Step 2: Backpropagation

  1. At \(u^{(5)}\):

    grad_table \([u^{(4)}] = \cos(u^{(4)}) \cdot\) grad_table \([u^{(5)}]\)

  2. At \(u^{(4)}\):

    grad_table \([u^{(3)}] = (2 \cdot u^{(3)}) \cdot\) grad_table \([u^{(4)}]\)

  3. At \(u^{(3)}\):

grad_table \([u^{(1)}] = 1 \cdot\) grad_table \([u^{(3)}]\)

Final Gradient Computation

Results

  1. grad_table\([u^{(5)}] = 1\)

  2. grad_table\([u^{(4)}] = \cos(36) \cdot 1\)

  3. grad_table\([u^{(3)}] = (2 \cdot 6) \cdot \cos(36)\)

  4. grad_table\([u^{(1)}] = 1 \cdot (12 \cdot \cos(36))\)

Final Answer:

\(\frac{\partial u^{(5)}}{\partial u^{(1)}} = 12 \cdot \cos(36)\)

Complete Calculation:

\(V\) \(C\) \(\text{op}\) \(\frac{dC}{dV}\) \(\text{inputs}\) \(\frac{dC}{dV} (\text{inputs})\) \(G\)
\(u^{(4)}\) \(u^{(5)}\) \(\sin(u^{(4)})\) \(\cos(u^{(4)})\) \(u^{(4)} = 36\) \(\cos(36)\) \(\cos(36)\)
\(u^{(3)}\) \(u^{(4)}\) \(u^{(3)^2}\) \(2 \cdot u^{(3)}\) \(u^{(3)} = 6\) \(2 \cdot 6 = 12 \cdot \cos(36)\) \(12 \cdot \cos(36)\)
\(u^{(1)}\) \(u^{(3)}\) \(u^{(1)} + u^{(2)}\) \(1\) \(u^{(1)} = 4, u^{(2)} = 2\) \(1 \cdot (12 \cdot \cos(36))\) \(12 \cdot \cos(36)\)
\(u^{(1)}\) \(-\) \(u^{(1)} \text{ (input)}\) \(1\) \(-\) \(12 \cdot \cos(36)\) \(12 \cdot \cos(36)\)

Explanation:

  • \(V\): The node for which the gradient is computed.
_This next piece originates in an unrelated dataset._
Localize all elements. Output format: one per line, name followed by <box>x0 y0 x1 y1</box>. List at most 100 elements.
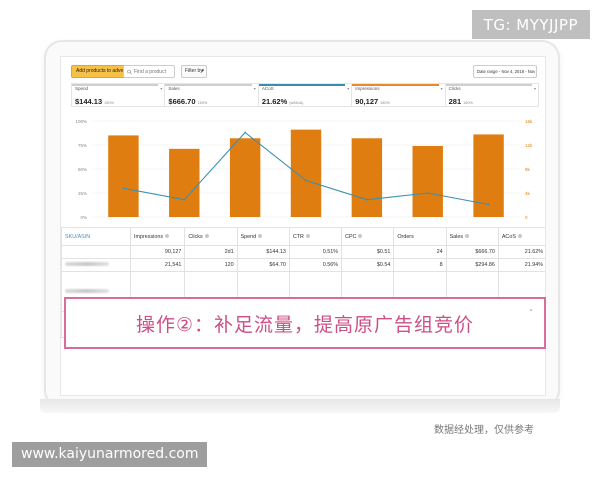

  • \(C\): The consumer node that depends on \(V\).

  • \(\text{op}\): The operation at the consumer node.

  • \(\frac{dC}{dV}\): Local gradient of \(C\) with respect to \(V\).

  • \(\text{inputs}\): Inputs to the consumer node.

  • \(\frac{dC}{dV}(\text{inputs})\): Gradient contribution to \(V\) from this consumer.

  • \(G\): Total gradient for \(V\).

Definition

⬇️

def compute_grad(V, graph, grad_table):
    if V in grad_table:
        return grad_table[V]

    grad_sum = 0
    for child, operation in graph[V]:
        grad_input = compute_grad(child, graph, grad_table)
        grad_sum += operation.bprop(child, grad_input)

    grad_table[V] = grad_sum
    return grad_sum
  • Input: Node \(V\), graph structure, and gradient table.

  • Process:

    1. If \(V\) has already been computed, return its value.

    2. For each child node of \(V\):

      • Compute gradient recursively.

      • Backpropagate the gradient using the operation’s backward function.

    3. Store the computed gradient in grad_table\([V]\).

  • Output: Gradient value for \(V\).